1: public static string ConvertCleanHtmlToPdf(string pathToHtmlFile, Post p)
2: {
3: string pathToPdfFile = "";
4: string postId = p.Id.ToString();
5: pathToPdfFile = pdfDir + postId + ".pdf";
6:
7: try
8: {
9: Document document = new Document(PageSize.A4, 80, 50, 30, 65);
10: PdfWriter.GetInstance(document, new FileStream(pathToPdfFile, FileMode.Create));
11: document.Open();
12: document.AddTitle("PDF from vikrampant.com - " + p.Title);
13: document.AddAuthor("Vikram Pant, http://www.vikrampant.com/");
14: document.AddCreationDate();
15: HtmlParser.Parse(document, pathToHtmlFile);
16: document.Close();
17: }
18: catch (Exception)
19: {
20:
21: throw;
22: }
23:
24: return pathToPdfFile;
25: }
Once this function runs, the PDF path is returned from the calling function. Besides the strict HTML requirement, this is a fairly simple process.
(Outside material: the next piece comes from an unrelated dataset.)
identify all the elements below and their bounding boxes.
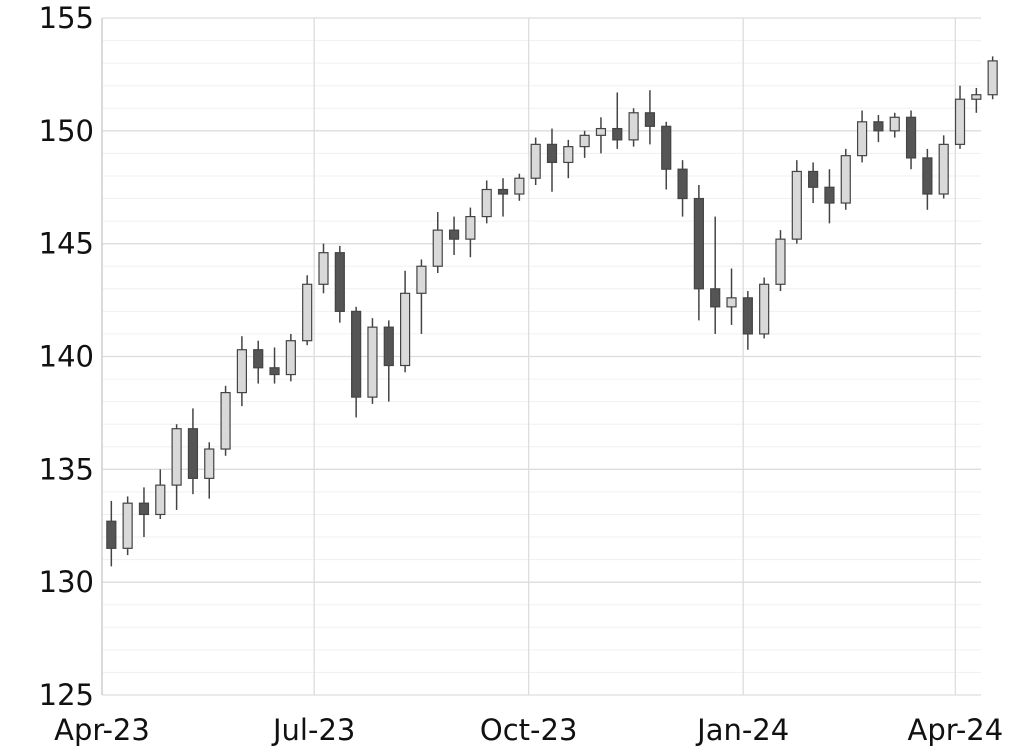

I plan on looking at other ways to generate PDFs from webpage. If you’re ok with paying a few hundred dollars, then you can look at activePDF’s WebGrabber.
The final snippet of code I used for this iText + BlogEngine PDF on the fly function is to check the Post modified date with the file creation date. The use case is if my post already has a PDF rendition, why make a new one. But if a PDF doesn’t exist, or if the post has been modified since the PDF was made, then recreate it.
1: DateTime pdfCreatedDate = File.GetCreationTime(@pathToPdf);
2: DateTime postCreatedDate = this.Post.DateCreated;
3: DateTime postModifiedDate = this.Post.DateModified;
4: if (pdfCreatedDate.CompareTo(postModifiedDate) < 0)
5: {
6: //Less than zero
7: //t1 is earlier than t2.
8: //Zero
9: //t1 is the same as t2.
10: //Greater than zero
11: //t1 is later than t2.
12: pdfFileValid = false;
13: }
14:
15: ...
16:
17: if (!pdfFileValid)
18: {
19: string pathToHtmlFile = PrintPDFFunctions.ConvertPostToCleanHtml(this.Post);
20: string pathToPdfFile = PrintPDFFunctions.ConvertCleanHtmlToPdf(pathToHtmlFile, this.Post);
21: System.IO.FileStream myFileStream = new System.IO.FileStream(pathToPdfFile, System.IO.FileMode.Open);
22: long FileSize = myFileStream.Length;
23: byte[] Buffer = new byte[(int)FileSize];
24: myFileStream.Read(Buffer, 0, (int)FileSize);
25: myFileStream.Close();
26: Response.Clear();
27: Response.Buffer = true;
28: Response.ContentType = @"application/pdf";
29: Response.BinaryWrite(Buffer);
30: Response.Flush();
31: Response.End();
32: }
33: else
34: {
35: System.IO.FileStream myFileStream = new System.IO.FileStream(pathToPdf, System.IO.FileMode.Open);
36: long FileSize = myFileStream.Length;
37: byte[] Buffer = new byte[(int)FileSize];
38: myFileStream.Read(Buffer, 0, (int)FileSize);
39: myFileStream.Close();
40: Response.Clear();
41: Response.Buffer = true;
42: Response.ContentType = @"application/pdf";
43: Response.BinaryWrite(Buffer);
44: Response.Flush();
45: Response.End();
46: }
The reason I am attempting to go this route is because many people host sites on third party webhosts and don’t have access to the underlying OS. For this, it’s drop in the iTextSharp DLL, a CS file and a aspx page. But because I host my website in my garage and have access to the OS, I may just try creating a solution that calls Acrobat on the server or something.